Depuis un an, Armand traînait sa vieillerie, comme il aimait le répéter, de la chambre au salon, et de la cuisine au jardin avec autant d’entrain qu’un ours sur une banquise en perdition.

« Mais on n’est pas vieux à cinquante-neuf ans ! » lui serinait pourtant sa femme Babeth.

Rien à faire. Armand n’écoutait pas.

 

Cela faisait un an qu’il ruminait son licenciement. Informaticien hors pair, tous ses collègues avaient toujours reconnu son talent, son génie même, en matière d’innovation informatique.
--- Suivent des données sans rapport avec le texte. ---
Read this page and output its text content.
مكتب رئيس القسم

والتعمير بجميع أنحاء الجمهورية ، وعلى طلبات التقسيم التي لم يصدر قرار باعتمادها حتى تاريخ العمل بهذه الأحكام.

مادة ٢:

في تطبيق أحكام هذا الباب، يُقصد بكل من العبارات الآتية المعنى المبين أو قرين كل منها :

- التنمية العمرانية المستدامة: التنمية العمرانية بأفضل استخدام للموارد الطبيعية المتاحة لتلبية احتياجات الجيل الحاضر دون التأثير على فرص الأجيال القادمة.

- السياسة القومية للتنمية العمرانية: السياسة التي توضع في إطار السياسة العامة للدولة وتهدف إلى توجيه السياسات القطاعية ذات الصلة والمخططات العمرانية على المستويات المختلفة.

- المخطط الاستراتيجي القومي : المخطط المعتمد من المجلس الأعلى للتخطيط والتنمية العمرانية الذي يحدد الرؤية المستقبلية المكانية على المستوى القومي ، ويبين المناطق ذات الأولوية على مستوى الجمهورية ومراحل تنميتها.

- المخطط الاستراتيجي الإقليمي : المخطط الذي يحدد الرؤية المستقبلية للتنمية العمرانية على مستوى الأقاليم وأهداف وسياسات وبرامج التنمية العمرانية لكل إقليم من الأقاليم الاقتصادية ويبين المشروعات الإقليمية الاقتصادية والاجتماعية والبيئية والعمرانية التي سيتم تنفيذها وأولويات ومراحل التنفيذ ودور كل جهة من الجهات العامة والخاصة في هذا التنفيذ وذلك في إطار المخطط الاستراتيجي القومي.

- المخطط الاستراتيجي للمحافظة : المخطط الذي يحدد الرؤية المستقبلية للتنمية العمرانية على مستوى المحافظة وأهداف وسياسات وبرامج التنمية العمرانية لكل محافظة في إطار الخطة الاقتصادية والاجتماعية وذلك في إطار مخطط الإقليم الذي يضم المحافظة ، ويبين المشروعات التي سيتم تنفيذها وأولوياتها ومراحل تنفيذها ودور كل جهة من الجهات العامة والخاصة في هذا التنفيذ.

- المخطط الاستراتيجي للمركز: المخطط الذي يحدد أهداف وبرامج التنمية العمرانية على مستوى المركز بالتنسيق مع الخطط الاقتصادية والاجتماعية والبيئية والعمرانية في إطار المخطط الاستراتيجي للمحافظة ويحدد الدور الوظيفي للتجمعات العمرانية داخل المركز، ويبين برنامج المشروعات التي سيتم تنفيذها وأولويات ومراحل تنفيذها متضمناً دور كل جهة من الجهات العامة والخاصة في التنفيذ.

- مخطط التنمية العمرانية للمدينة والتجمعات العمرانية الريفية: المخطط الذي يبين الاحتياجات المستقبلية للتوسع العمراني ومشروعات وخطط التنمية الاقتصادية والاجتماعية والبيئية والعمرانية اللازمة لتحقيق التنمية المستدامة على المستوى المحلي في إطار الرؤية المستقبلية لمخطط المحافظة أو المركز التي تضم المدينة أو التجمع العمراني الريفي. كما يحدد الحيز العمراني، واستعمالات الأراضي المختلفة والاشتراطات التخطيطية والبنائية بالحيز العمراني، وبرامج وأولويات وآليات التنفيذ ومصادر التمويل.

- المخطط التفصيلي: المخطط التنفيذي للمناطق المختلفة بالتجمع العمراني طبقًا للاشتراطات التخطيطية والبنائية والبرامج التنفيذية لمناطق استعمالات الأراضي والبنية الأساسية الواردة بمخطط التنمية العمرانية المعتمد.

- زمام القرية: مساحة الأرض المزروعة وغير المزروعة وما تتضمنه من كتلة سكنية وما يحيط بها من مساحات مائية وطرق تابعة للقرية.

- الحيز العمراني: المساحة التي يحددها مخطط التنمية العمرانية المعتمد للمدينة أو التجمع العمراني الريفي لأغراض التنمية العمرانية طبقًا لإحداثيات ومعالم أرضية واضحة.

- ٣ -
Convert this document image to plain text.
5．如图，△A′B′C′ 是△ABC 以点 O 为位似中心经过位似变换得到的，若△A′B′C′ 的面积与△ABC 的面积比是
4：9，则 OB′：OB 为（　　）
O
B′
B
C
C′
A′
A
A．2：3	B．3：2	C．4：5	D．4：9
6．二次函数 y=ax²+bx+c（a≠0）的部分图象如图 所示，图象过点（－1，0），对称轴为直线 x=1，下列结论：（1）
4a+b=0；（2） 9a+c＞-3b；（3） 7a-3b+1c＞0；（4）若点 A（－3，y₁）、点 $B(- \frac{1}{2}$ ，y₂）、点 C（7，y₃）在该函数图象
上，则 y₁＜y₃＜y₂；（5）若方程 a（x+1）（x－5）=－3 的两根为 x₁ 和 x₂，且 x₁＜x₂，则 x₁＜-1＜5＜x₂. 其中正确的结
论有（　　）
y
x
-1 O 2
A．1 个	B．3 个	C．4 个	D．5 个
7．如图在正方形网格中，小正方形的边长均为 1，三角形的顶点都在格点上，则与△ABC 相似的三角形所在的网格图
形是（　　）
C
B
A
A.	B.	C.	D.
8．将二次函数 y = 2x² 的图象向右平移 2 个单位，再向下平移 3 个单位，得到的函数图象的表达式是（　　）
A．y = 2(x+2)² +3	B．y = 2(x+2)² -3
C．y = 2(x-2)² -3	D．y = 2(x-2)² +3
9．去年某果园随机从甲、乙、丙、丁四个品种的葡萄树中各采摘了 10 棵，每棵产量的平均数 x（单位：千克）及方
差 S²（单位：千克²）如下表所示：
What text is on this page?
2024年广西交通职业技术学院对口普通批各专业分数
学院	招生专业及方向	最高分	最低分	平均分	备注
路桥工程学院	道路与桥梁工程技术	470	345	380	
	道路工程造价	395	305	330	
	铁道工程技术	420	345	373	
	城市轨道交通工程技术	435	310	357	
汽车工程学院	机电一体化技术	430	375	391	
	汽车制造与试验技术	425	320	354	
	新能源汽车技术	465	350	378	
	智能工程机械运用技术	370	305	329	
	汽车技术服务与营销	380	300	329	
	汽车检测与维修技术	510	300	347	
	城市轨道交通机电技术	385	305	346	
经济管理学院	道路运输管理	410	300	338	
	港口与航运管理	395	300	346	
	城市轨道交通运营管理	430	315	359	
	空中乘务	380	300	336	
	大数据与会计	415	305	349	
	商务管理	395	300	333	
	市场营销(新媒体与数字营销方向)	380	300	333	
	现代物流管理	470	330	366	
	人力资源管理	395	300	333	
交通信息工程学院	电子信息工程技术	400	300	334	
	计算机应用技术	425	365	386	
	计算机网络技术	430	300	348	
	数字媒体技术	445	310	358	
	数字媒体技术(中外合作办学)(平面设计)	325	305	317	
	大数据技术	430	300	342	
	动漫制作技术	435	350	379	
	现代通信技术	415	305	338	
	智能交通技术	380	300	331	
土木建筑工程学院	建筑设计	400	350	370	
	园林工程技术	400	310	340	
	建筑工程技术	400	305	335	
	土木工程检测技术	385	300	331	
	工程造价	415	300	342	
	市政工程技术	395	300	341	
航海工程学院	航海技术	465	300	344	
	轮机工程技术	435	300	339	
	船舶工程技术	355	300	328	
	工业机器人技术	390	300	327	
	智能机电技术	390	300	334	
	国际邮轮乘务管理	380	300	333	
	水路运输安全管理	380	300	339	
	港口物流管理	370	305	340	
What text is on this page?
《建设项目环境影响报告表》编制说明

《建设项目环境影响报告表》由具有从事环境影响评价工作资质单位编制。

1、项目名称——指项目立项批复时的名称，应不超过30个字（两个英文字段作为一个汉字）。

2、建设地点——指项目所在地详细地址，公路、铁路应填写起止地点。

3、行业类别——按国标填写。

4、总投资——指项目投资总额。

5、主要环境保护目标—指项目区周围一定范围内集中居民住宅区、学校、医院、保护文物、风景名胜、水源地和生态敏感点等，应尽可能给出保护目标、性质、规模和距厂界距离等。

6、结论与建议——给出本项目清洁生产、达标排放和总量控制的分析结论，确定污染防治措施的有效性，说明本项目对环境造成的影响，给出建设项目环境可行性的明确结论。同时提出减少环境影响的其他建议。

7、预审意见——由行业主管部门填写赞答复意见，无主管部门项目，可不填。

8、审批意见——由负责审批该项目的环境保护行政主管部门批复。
Armand avait pourtant fini par être piétiné par son plus fidèle collaborateur, son ami et collègue Urbain.

Ils avaient travaillé ensemble et en secret pendant des mois au développement d’un nouveau logiciel dont ils savaient qu’il ferait à coup sûr un carton commercial et leur permettrait de quitter leur statut de simples employés pour monter leur propre entreprise grâce à leur découverte. Armand n’avait rien vu venir, avait bêtement fait confiance, comme il l’avait toujours fait, et au moment de récolter des lauriers communs, les yeux d’Urbain avaient brillé de cette lueur jaune comme le blé, verte comme l’oseille. Le traître s’était approprié l’intégralité de la conception du logiciel et avait déjà monté, seul, son entreprise.

L'ordure.

Armand avait continué à végéter quelques semaines dans la petite entreprise qui l’employait depuis vingt ans, avait enchaîné les retards et les erreurs de programmation, pour finir par se faire licencier.

Au début, Armand tourna en rond. Fulmina. Rugit aussi, parfois. Il hurlait sa colère en cliquant rageusement sur sa souris pour envoyer à Urbain des fléchettes virtuelles en pleine tête. La création de ce jeu était le seul défouloir qu’il avait trouvé pour combler le vide de ses journées et alimenter sa haine. Piètre consolation.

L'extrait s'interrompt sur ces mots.